O comentador Camilo Lourenço defendeu, numa intervenção na CMTV, as declarações do ex-primeiro-ministro Pedro Passos Coelho sobre a proposta do Chega para baixar a idade da reforma. Lourenço sustenta que o raciocínio de Passos Coelho é válido face a fatores demográficos.
Passos Coelho rejeitou publicamente a sugestão de reduzir a idade de reforma. A posição foi apresentada como contrária à medida, que visava alterar a norma atual de acesso aos descontos de reforma.

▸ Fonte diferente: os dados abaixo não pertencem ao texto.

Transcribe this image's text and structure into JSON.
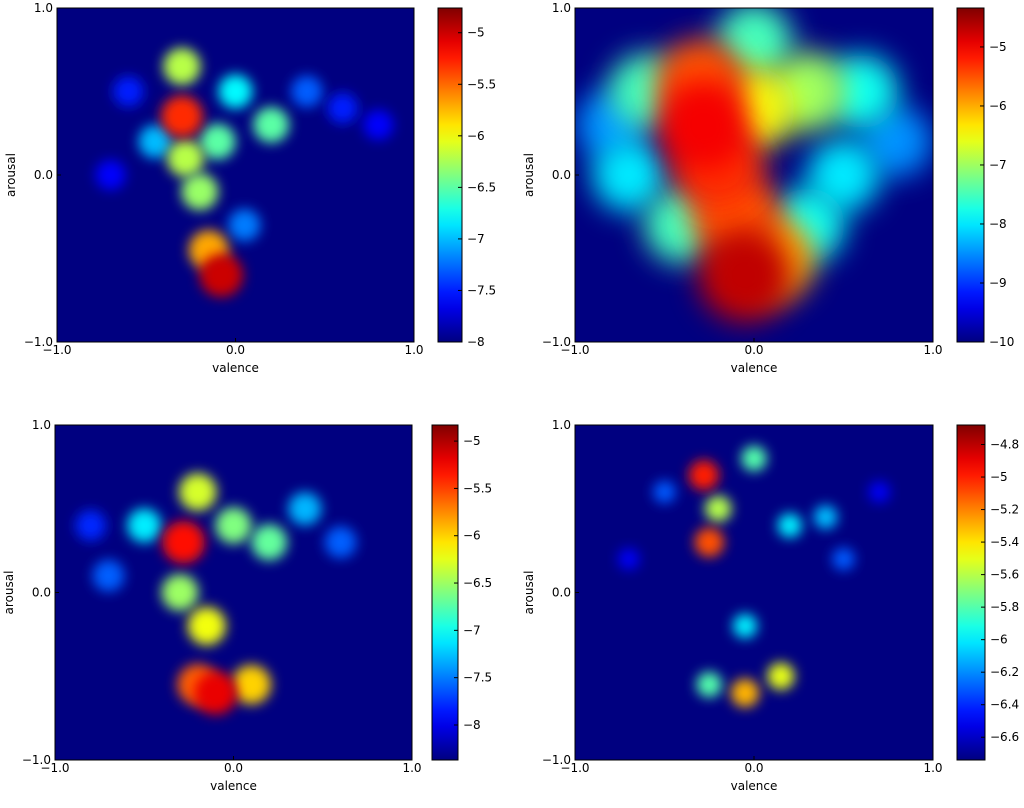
{
  "chart_data": [
    {
      "type": "heatmap",
      "xlabel": "valence",
      "ylabel": "arousal",
      "colormap": "jet",
      "xlim": [
        -1,
        1
      ],
      "ylim": [
        -1,
        1
      ],
      "xticks": [
        {
          "value": -1,
          "label": "−1.0"
        },
        {
          "value": 0,
          "label": "0.0"
        },
        {
          "value": 1,
          "label": "1.0"
        }
      ],
      "yticks": [
        {
          "value": -1,
          "label": "−1.0"
        },
        {
          "value": 0,
          "label": "0.0"
        },
        {
          "value": 1,
          "label": "1.0"
        }
      ],
      "clim": [
        -8,
        -4.76
      ],
      "cticks": [
        {
          "value": -5,
          "label": "−5"
        },
        {
          "value": -5.5,
          "label": "−5.5"
        },
        {
          "value": -6,
          "label": "−6"
        },
        {
          "value": -6.5,
          "label": "−6.5"
        },
        {
          "value": -7,
          "label": "−7"
        },
        {
          "value": -7.5,
          "label": "−7.5"
        },
        {
          "value": -8,
          "label": "−8"
        }
      ],
      "x": [
        -0.6,
        -0.7,
        0.8,
        0.6,
        0.4,
        -0.45,
        0.0,
        -0.1,
        0.2,
        0.05,
        -0.3,
        -0.28,
        -0.2,
        -0.15,
        -0.3,
        -0.08
      ],
      "y": [
        0.5,
        0.0,
        0.3,
        0.4,
        0.5,
        0.2,
        0.5,
        0.2,
        0.3,
        -0.3,
        0.65,
        0.1,
        -0.1,
        -0.45,
        0.35,
        -0.6
      ],
      "values": [
        -7.5,
        -7.6,
        -7.6,
        -7.5,
        -7.3,
        -7.0,
        -6.8,
        -6.5,
        -6.5,
        -7.2,
        -6.2,
        -6.2,
        -6.3,
        -5.7,
        -5.3,
        -5.0
      ]
    },
    {
      "type": "heatmap",
      "xlabel": "valence",
      "ylabel": "arousal",
      "colormap": "jet",
      "xlim": [
        -1,
        1
      ],
      "ylim": [
        -1,
        1
      ],
      "xticks": [
        {
          "value": -1,
          "label": "−1.0"
        },
        {
          "value": 0,
          "label": "0.0"
        },
        {
          "value": 1,
          "label": "1.0"
        }
      ],
      "yticks": [
        {
          "value": -1,
          "label": "−1.0"
        },
        {
          "value": 0,
          "label": "0.0"
        },
        {
          "value": 1,
          "label": "1.0"
        }
      ],
      "clim": [
        -10,
        -4.34
      ],
      "cticks": [
        {
          "value": -5,
          "label": "−5"
        },
        {
          "value": -6,
          "label": "−6"
        },
        {
          "value": -7,
          "label": "−7"
        },
        {
          "value": -8,
          "label": "−8"
        },
        {
          "value": -9,
          "label": "−9"
        },
        {
          "value": -10,
          "label": "−10"
        }
      ],
      "x": [
        -0.8,
        0.8,
        -0.7,
        0.5,
        0.3,
        -0.4,
        -0.6,
        0.6,
        0.0,
        0.3,
        0.0,
        0.1,
        -0.3,
        -0.1,
        -0.2,
        -0.28,
        -0.05
      ],
      "y": [
        0.3,
        0.2,
        0.0,
        0.0,
        -0.3,
        -0.3,
        0.5,
        0.5,
        0.8,
        0.5,
        0.4,
        -0.5,
        0.55,
        -0.25,
        0.05,
        0.3,
        -0.6
      ],
      "values": [
        -8.5,
        -8.5,
        -8.0,
        -8.0,
        -7.8,
        -7.5,
        -7.5,
        -7.8,
        -7.5,
        -7.0,
        -6.5,
        -6.0,
        -5.5,
        -5.5,
        -5.3,
        -5.0,
        -4.7
      ]
    },
    {
      "type": "heatmap",
      "xlabel": "valence",
      "ylabel": "arousal",
      "colormap": "jet",
      "xlim": [
        -1,
        1
      ],
      "ylim": [
        -1,
        1
      ],
      "xticks": [
        {
          "value": -1,
          "label": "−1.0"
        },
        {
          "value": 0,
          "label": "0.0"
        },
        {
          "value": 1,
          "label": "1.0"
        }
      ],
      "yticks": [
        {
          "value": -1,
          "label": "−1.0"
        },
        {
          "value": 0,
          "label": "0.0"
        },
        {
          "value": 1,
          "label": "1.0"
        }
      ],
      "clim": [
        -8.37,
        -4.83
      ],
      "cticks": [
        {
          "value": -5,
          "label": "−5"
        },
        {
          "value": -5.5,
          "label": "−5.5"
        },
        {
          "value": -6,
          "label": "−6"
        },
        {
          "value": -6.5,
          "label": "−6.5"
        },
        {
          "value": -7,
          "label": "−7"
        },
        {
          "value": -7.5,
          "label": "−7.5"
        },
        {
          "value": -8,
          "label": "−8"
        }
      ],
      "x": [
        -0.8,
        -0.7,
        0.6,
        0.4,
        -0.5,
        0.2,
        0.0,
        -0.3,
        -0.2,
        -0.15,
        0.1,
        -0.2,
        -0.1,
        -0.28
      ],
      "y": [
        0.4,
        0.1,
        0.3,
        0.5,
        0.4,
        0.3,
        0.4,
        0.0,
        0.6,
        -0.2,
        -0.55,
        -0.55,
        -0.6,
        0.3
      ],
      "values": [
        -7.8,
        -7.6,
        -7.6,
        -7.3,
        -7.1,
        -6.7,
        -6.6,
        -6.5,
        -6.3,
        -6.2,
        -6.0,
        -5.6,
        -5.2,
        -5.3
      ]
    },
    {
      "type": "heatmap",
      "xlabel": "valence",
      "ylabel": "arousal",
      "colormap": "jet",
      "xlim": [
        -1,
        1
      ],
      "ylim": [
        -1,
        1
      ],
      "xticks": [
        {
          "value": -1,
          "label": "−1.0"
        },
        {
          "value": 0,
          "label": "0.0"
        },
        {
          "value": 1,
          "label": "1.0"
        }
      ],
      "yticks": [
        {
          "value": -1,
          "label": "−1.0"
        },
        {
          "value": 0,
          "label": "0.0"
        },
        {
          "value": 1,
          "label": "1.0"
        }
      ],
      "clim": [
        -6.74,
        -4.68
      ],
      "cticks": [
        {
          "value": -4.8,
          "label": "−4.8"
        },
        {
          "value": -5,
          "label": "−5"
        },
        {
          "value": -5.2,
          "label": "−5.2"
        },
        {
          "value": -5.4,
          "label": "−5.4"
        },
        {
          "value": -5.6,
          "label": "−5.6"
        },
        {
          "value": -5.8,
          "label": "−5.8"
        },
        {
          "value": -6,
          "label": "−6"
        },
        {
          "value": -6.2,
          "label": "−6.2"
        },
        {
          "value": -6.4,
          "label": "−6.4"
        },
        {
          "value": -6.6,
          "label": "−6.6"
        }
      ],
      "x": [
        -0.7,
        0.7,
        -0.5,
        0.5,
        0.4,
        0.2,
        -0.05,
        0.0,
        -0.25,
        -0.2,
        0.15,
        -0.05,
        -0.25,
        -0.28
      ],
      "y": [
        0.2,
        0.6,
        0.6,
        0.2,
        0.45,
        0.4,
        -0.2,
        0.8,
        -0.55,
        0.5,
        -0.5,
        -0.6,
        0.3,
        0.7
      ],
      "values": [
        -6.5,
        -6.5,
        -6.3,
        -6.3,
        -6.1,
        -6.0,
        -6.0,
        -5.8,
        -5.8,
        -5.6,
        -5.5,
        -5.3,
        -5.1,
        -5.0
      ]
    }
  ]
}
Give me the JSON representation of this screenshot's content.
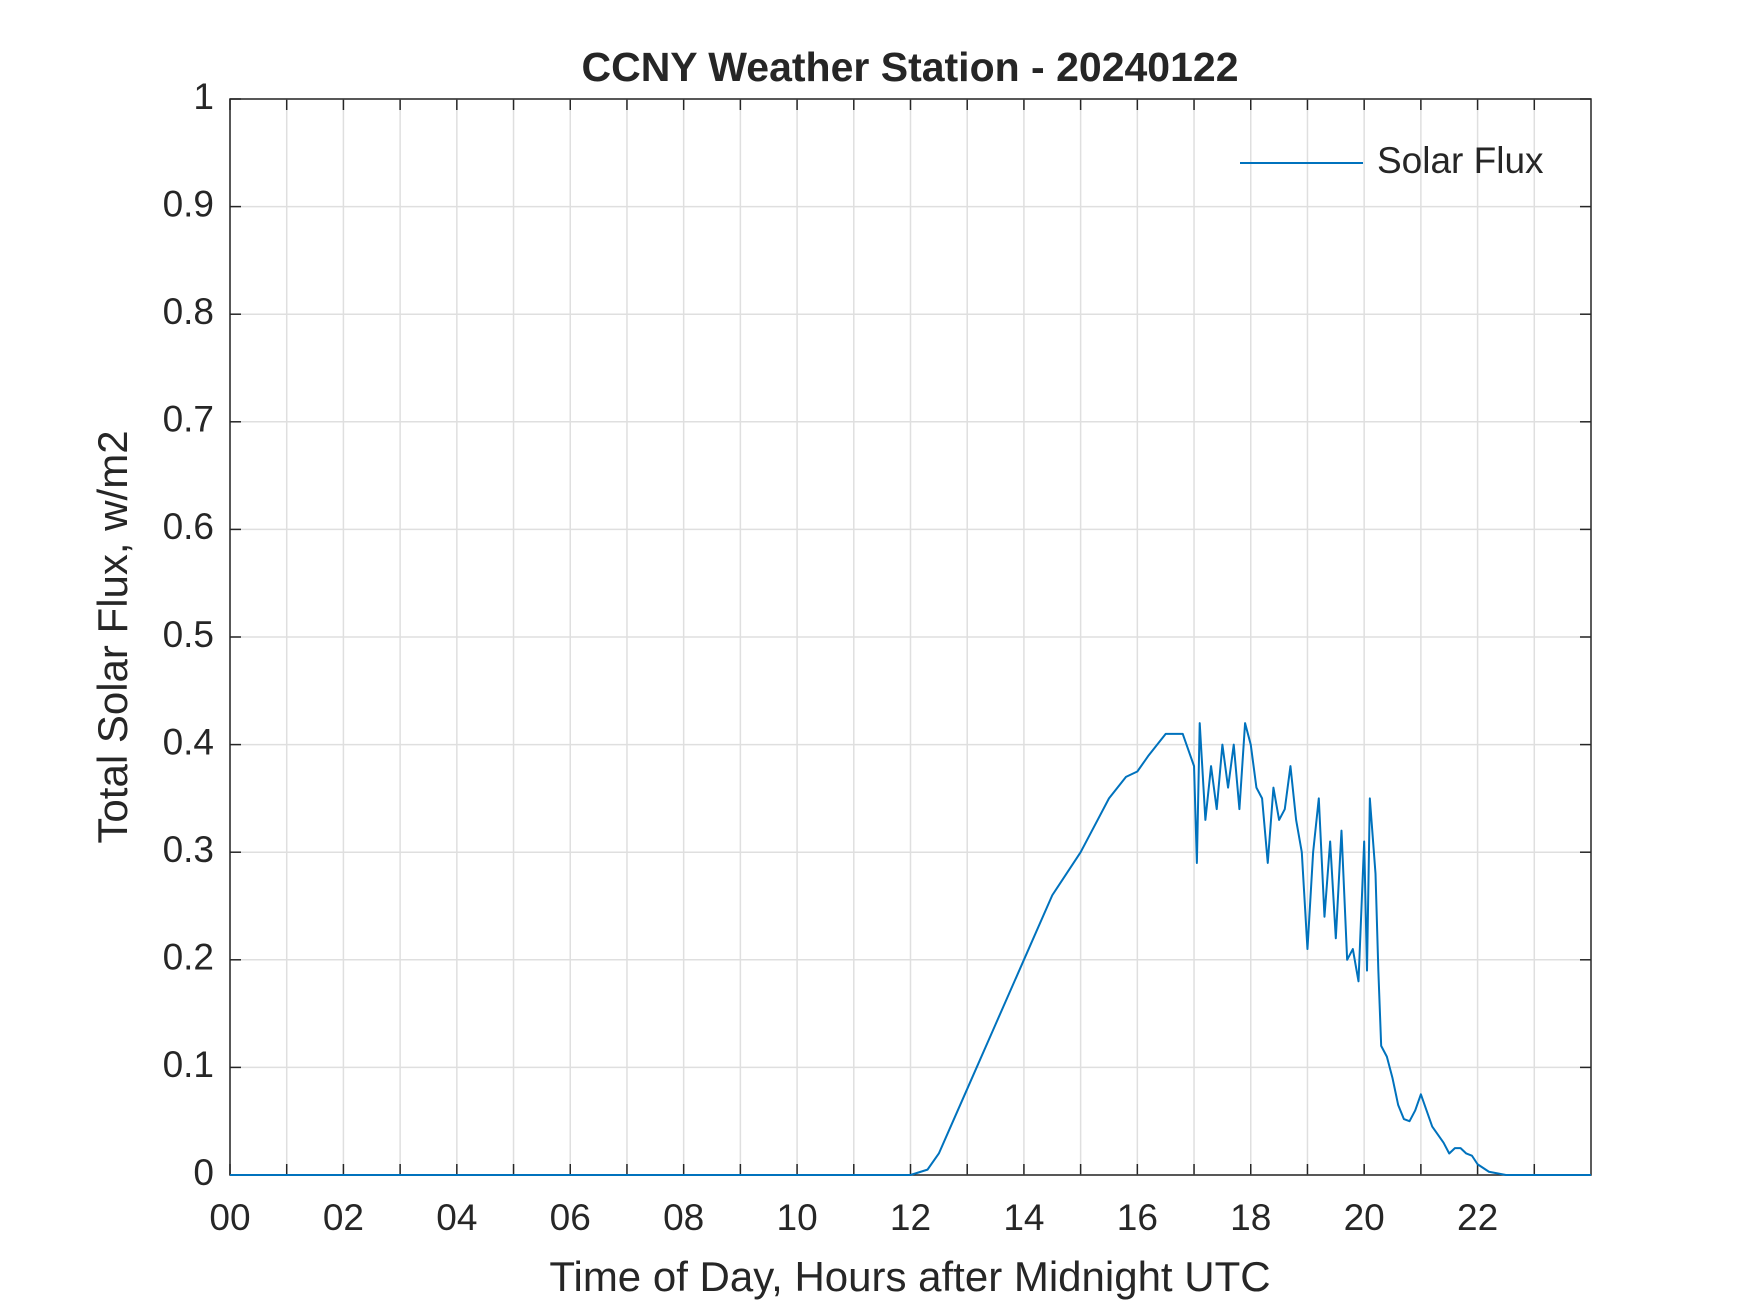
{
  "chart_data": {
    "type": "line",
    "title": "CCNY Weather Station - 20240122",
    "x_label": "Time of Day, Hours after Midnight UTC",
    "y_label": "Total Solar Flux, w/m2",
    "xlim": [
      0,
      24
    ],
    "ylim": [
      0,
      1
    ],
    "xticks": [
      {
        "value": 0,
        "label": "00"
      },
      {
        "value": 2,
        "label": "02"
      },
      {
        "value": 4,
        "label": "04"
      },
      {
        "value": 6,
        "label": "06"
      },
      {
        "value": 8,
        "label": "08"
      },
      {
        "value": 10,
        "label": "10"
      },
      {
        "value": 12,
        "label": "12"
      },
      {
        "value": 14,
        "label": "14"
      },
      {
        "value": 16,
        "label": "16"
      },
      {
        "value": 18,
        "label": "18"
      },
      {
        "value": 20,
        "label": "20"
      },
      {
        "value": 22,
        "label": "22"
      }
    ],
    "xminorticks": [
      1,
      3,
      5,
      7,
      9,
      11,
      13,
      15,
      17,
      19,
      21,
      23
    ],
    "yticks": [
      0,
      0.1,
      0.2,
      0.3,
      0.4,
      0.5,
      0.6,
      0.7,
      0.8,
      0.9,
      1
    ],
    "grid": true,
    "legend": "upper right",
    "x": [
      0,
      12,
      12.3,
      12.5,
      12.75,
      13,
      13.5,
      14,
      14.5,
      15,
      15.3,
      15.5,
      15.8,
      16,
      16.2,
      16.5,
      16.8,
      17,
      17.05,
      17.1,
      17.2,
      17.3,
      17.4,
      17.5,
      17.6,
      17.7,
      17.8,
      17.9,
      18,
      18.1,
      18.2,
      18.3,
      18.4,
      18.5,
      18.6,
      18.7,
      18.8,
      18.9,
      19,
      19.1,
      19.2,
      19.3,
      19.4,
      19.5,
      19.6,
      19.7,
      19.8,
      19.9,
      20,
      20.05,
      20.1,
      20.2,
      20.25,
      20.3,
      20.4,
      20.5,
      20.6,
      20.7,
      20.8,
      20.9,
      21,
      21.1,
      21.2,
      21.4,
      21.5,
      21.6,
      21.7,
      21.8,
      21.9,
      22,
      22.2,
      22.5,
      24
    ],
    "series": [
      {
        "name": "Solar Flux",
        "color": "#0072BD",
        "values": [
          0,
          0,
          0.005,
          0.02,
          0.05,
          0.08,
          0.14,
          0.2,
          0.26,
          0.3,
          0.33,
          0.35,
          0.37,
          0.375,
          0.39,
          0.41,
          0.41,
          0.38,
          0.29,
          0.42,
          0.33,
          0.38,
          0.34,
          0.4,
          0.36,
          0.4,
          0.34,
          0.42,
          0.4,
          0.36,
          0.35,
          0.29,
          0.36,
          0.33,
          0.34,
          0.38,
          0.33,
          0.3,
          0.21,
          0.3,
          0.35,
          0.24,
          0.31,
          0.22,
          0.32,
          0.2,
          0.21,
          0.18,
          0.31,
          0.19,
          0.35,
          0.28,
          0.19,
          0.12,
          0.11,
          0.09,
          0.065,
          0.052,
          0.05,
          0.06,
          0.075,
          0.06,
          0.045,
          0.03,
          0.02,
          0.025,
          0.025,
          0.02,
          0.018,
          0.01,
          0.003,
          0,
          0
        ]
      }
    ]
  }
}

Segundo Lourenço, se a esperança média de vida aumenta e as pessoas deixam de trabalhar mais tarde, o impacto sobre as contribuições para o sistema de pensões é significativo. O comentador vinca que menos contribuições agrava o equilíbrio financeiro.
A análise foi partilhada em contexto televisivo, sem indicar novos desenvolvimentos legislativos. Mantém-se, assim, a leitura de que alterações na idade de reforma exigem avaliação cuidadosa de demografia, finanças públicas e sustentabilidade do sistema.